インドに数ある世界遺産の中でも最も有名なタージ・マハル。正確無比なシンメトリーの巨大な白亜の霊廟は世界で最も美しい墓と言われている。
タージ・マハルはヒンドゥー教国インドにおいて16世紀の初めから19世紀後半に渡って栄華を極めたイスラム王朝、ムガル帝国の第5皇帝シャー・ジャハーンが、1631年に36歳の若さで逝去した愛妃ムムターズ・マハルを埋葬するために建設した総大理石の霊廟。
インド・イスラム建築の最高峰と言われるこのタージ・マハルは世界中から大理石と28種類にものぼる宝石、宝玉を買い集め、それらを加工できる腕利きの職人を招聘、常時2万人の労働力を投入し、22年の歳月を経て完成した。
かかった費用はあまりにも莫大で栄華を極めたムガル帝国の財政が逼迫するほどだった。
皇帝シャー・ジャハーンはタージ・マハルの対岸に黒大理石を使ってタージ・マハルと対になるように自身の墓を建設しようとしたが、さらなる財政難を恐れた自身の息子によってアグラ城に幽閉されてしまう。

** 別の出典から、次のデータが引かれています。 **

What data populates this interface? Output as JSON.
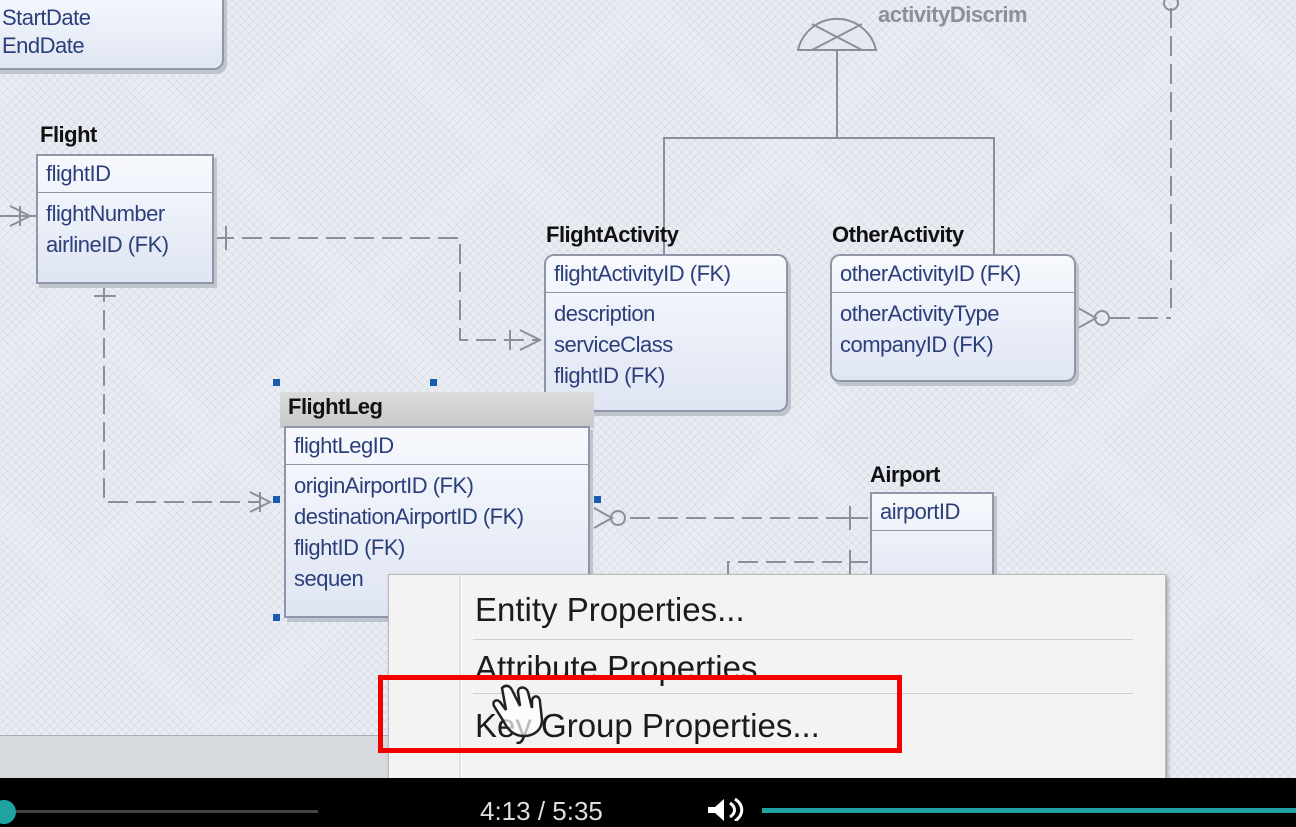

以後皇帝はアグラ城からタージ・マハルを眺め愛妃を想いながら生を終えた。
現在、シャー・ジャハーンは愛するムムターズ・マハルとともに、タージ・マハルの地下のお墓に眠っている。
インドの首都デリーから電車で2時間、アグラにあり南北560m、東西303mの敷地に建てられている。庭園や霊廟の両側にそびえるモスクと迎賓館もすべて緻密な計算に基づく完璧なシンメトリー(対称性)。
総大理石で出来ているタージ・マハルは時間帯によって姿を変える。朝は朝靄がかかって薄い青になり、昼間は純白そして夕暮れとともに赤く染まる。
タージ・マハルを囲む4本のミナレット(塔)は少し外側に傾いていて万が一倒れても本体を傷つけないように考慮されている。
また細部にも精緻な幾何学模様に石や黒大理石をはめ込んでつくられる象嵌細工(ぞうがんざいく)やイスラムのアラベスク模様が彫り込まれている。
タージ・マハルがある北インドの季節(7月~9月)は雨季(10月~6月)と乾季の2つに別れる。もちろん乾季がお勧め。乾季の中でも12月~1月の中旬の間に濃霧が発生する場合がある。頻繁に発生するわけではないが、一度発生すると数日晴れないこともあるので、ベストシーズンは12月1月を外した乾季だろう。
インドでも最も人気の観光地であるタージ・マハルは常に観光客で溢れている。タージ・マハルの開演時間は日の出から日没までと曖昧なのだが、昼間と比べて人が少ない早朝がお勧めの時間帯だ。
また満月の前後5日間は事前予約が必要だが夜間観光が可能だ。月光に照らされるタージ・マハルは昼間とは違った顔を見せてくれるだろう。